Dr Colin Harrison, of Nottingham University education department, says: 'The only strategy available to parents at the moment seems to be to move, and that's possible only for a minority.'

Will the latest initiative fare better? Liz Allen, of the Advisory Centre for Education, is dubious. 'Parents won't notice a great difference, certainly not for several years. Schools can't just put up an extra classroom overnight. And it's not just a question of classrooms. They need extra space in the canteen and the hall. Some have no space to expand into.'

David Hart, general secretary of the National Association of Head Teachers, says: 'I think we can assume that there will be more money. It is the first time the Government has thrown its weight behind the expansion of popular schools by offering capital grants.' Some heads, he believes, will leap at the opportunity.

It is not clear how much money the Government will be prepared to pay for more buildings. The Department for Education says each application for a capital grant will be decided on its merits. A similar policy announced just before the last election was quietly dropped after opposition from the Treasury.

Even if the policy is successful and more parents get their first choice of school, there is a downside. David Whitbread, education under-secretary at the Association of County Councils, points out that no head of widely admired private schools, such as Eton and Winchester, would dream of allowing the sort of indefinite expansion apparently envisaged by Mr Patten, who suggested recently that a school of 2,300 (the size of Great Barr, a successful grant maintained school in Birmingham) was not too large. Indeed, Eric Anderson, the retiring head of Eton, wrote last month in a national newspaper that small schools were best. He considered Eton, with more than 1,000 pupils a large school, though it, of course, was the exception that proved the rule.

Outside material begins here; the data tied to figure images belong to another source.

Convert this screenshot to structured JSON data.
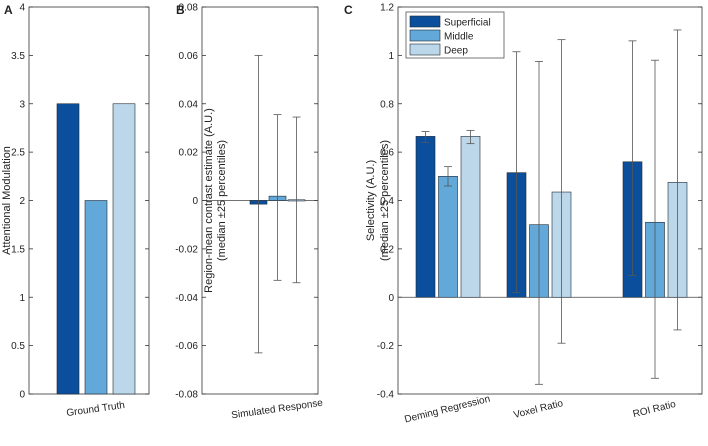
{
  "colors": {
    "superficial": "#0b4f9c",
    "middle": "#62a8d8",
    "deep": "#bcd7ea"
  },
  "chart_data": [
    {
      "type": "bar",
      "panel": "A",
      "ylabel": "Attentional Modulation",
      "ylim": [
        0,
        4
      ],
      "yticks": [
        0,
        0.5,
        1,
        1.5,
        2,
        2.5,
        3,
        3.5,
        4
      ],
      "ytick_labels": [
        "0",
        "0.5",
        "1",
        "1.5",
        "2",
        "2.5",
        "3",
        "3.5",
        "4"
      ],
      "categories": [
        "Ground Truth"
      ],
      "series": [
        {
          "name": "Superficial",
          "values": [
            3
          ]
        },
        {
          "name": "Middle",
          "values": [
            2
          ]
        },
        {
          "name": "Deep",
          "values": [
            3
          ]
        }
      ]
    },
    {
      "type": "bar",
      "panel": "B",
      "ylabel": "Region-mean contrast estimate (A.U.)",
      "ylabel2": "(median ±25 percentiles)",
      "ylim": [
        -0.08,
        0.08
      ],
      "yticks": [
        -0.08,
        -0.06,
        -0.04,
        -0.02,
        0,
        0.02,
        0.04,
        0.06,
        0.08
      ],
      "ytick_labels": [
        "-0.08",
        "-0.06",
        "-0.04",
        "-0.02",
        "0",
        "0.02",
        "0.04",
        "0.06",
        "0.08"
      ],
      "categories": [
        "Simulated Response"
      ],
      "series": [
        {
          "name": "Superficial",
          "values": [
            -0.0015
          ],
          "err_low": [
            -0.063
          ],
          "err_high": [
            0.06
          ]
        },
        {
          "name": "Middle",
          "values": [
            0.0018
          ],
          "err_low": [
            -0.033
          ],
          "err_high": [
            0.0355
          ]
        },
        {
          "name": "Deep",
          "values": [
            0.0003
          ],
          "err_low": [
            -0.034
          ],
          "err_high": [
            0.0345
          ]
        }
      ]
    },
    {
      "type": "bar",
      "panel": "C",
      "ylabel": "Selectivity (A.U.)",
      "ylabel2": "(median ±25 percentiles)",
      "ylim": [
        -0.4,
        1.2
      ],
      "yticks": [
        -0.4,
        -0.2,
        0,
        0.2,
        0.4,
        0.6,
        0.8,
        1,
        1.2
      ],
      "ytick_labels": [
        "-0.4",
        "-0.2",
        "0",
        "0.2",
        "0.4",
        "0.6",
        "0.8",
        "1",
        "1.2"
      ],
      "categories": [
        "Deming Regression",
        "Voxel Ratio",
        "ROI Ratio"
      ],
      "legend": {
        "position": "top-left",
        "entries": [
          "Superficial",
          "Middle",
          "Deep"
        ]
      },
      "series": [
        {
          "name": "Superficial",
          "values": [
            0.665,
            0.515,
            0.56
          ],
          "err_low": [
            0.64,
            0.02,
            0.09
          ],
          "err_high": [
            0.685,
            1.015,
            1.06
          ]
        },
        {
          "name": "Middle",
          "values": [
            0.5,
            0.3,
            0.31
          ],
          "err_low": [
            0.46,
            -0.36,
            -0.335
          ],
          "err_high": [
            0.54,
            0.975,
            0.98
          ]
        },
        {
          "name": "Deep",
          "values": [
            0.665,
            0.435,
            0.475
          ],
          "err_low": [
            0.635,
            -0.19,
            -0.135
          ],
          "err_high": [
            0.69,
            1.065,
            1.105
          ]
        }
      ]
    }
  ]
}
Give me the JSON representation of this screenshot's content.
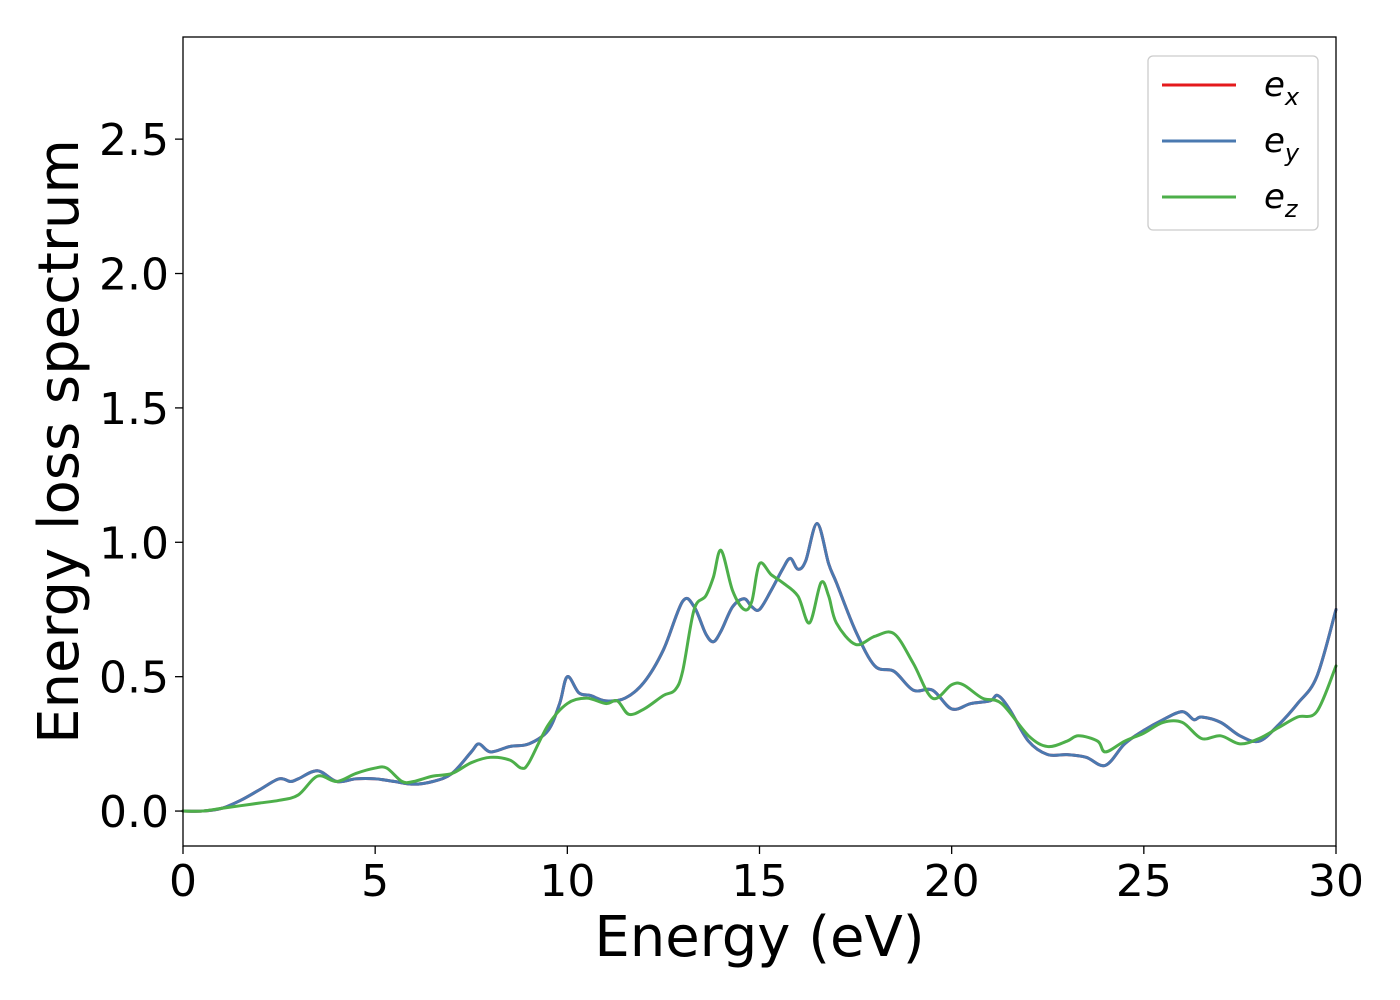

Professor Sig Prais, of the National Institute for Economic Affairs, says many secondary schools here have 1,000 pupils while the average size in Switzerland, Holland and Germany is around 500. 'Many of the social problems of our classrooms are caused by the loss of intimate contact in big schools. This is particularly true for low attainers.'

Apart from ever-growing schools, the policy presents another difficulty. Alongside the Government's other policies to promote competition in the education marketplace, the freedom to expand may lead to the creation of sink schools. Research by Professor Michael Adler in Scotland shows that legislation increasing parental choice of school has led to an exodus of pupils from schools in the least prosperous areas.

'All in all,' he concludes, 'the evidence suggests the Parents' Charter is leading to the emergence of a number of highly sought-after and a number of very unpopular secondary schools and thus to inequalities in educational provision.'

Mr Whitbread argues that some local authority intervention in the allocation of school places helps to counter inequality. Hertfordshire county council, where he used to work, restricted all its secondary schools to five forms of entry. Some did not fill all five, but the popular schools were prevented from becoming six-, seven- or eight-form entry. 'A major influence on parents is the sort of children their children are going to mix with. Under this system, the middle- class element was spread around and parental dissatisfaction reduced.'

Ultimately, he argues, Mr Patten's determination to let the market rule may prove a vicious circle for parents. 'If an unpopular school is eventually forced to close because it has the grottiest children in it, those grotty children whom middle-class parents hoped to avoid may well turn up in the middle-class school.'

There will never be a magic formula for allocating school places so that all parents are happy. Nobody wants to go back to the days when local authorities directed pupils to schools where they did not want to go while empty places remained at their first choice. Some parents will be delighted if the Government provides money to help popular schools to admit more pupils. Others may pause for thought. Is a system where the weakest schools wither in anyone's interests? And can a monster school (Eton, of course, excepted) be a good school?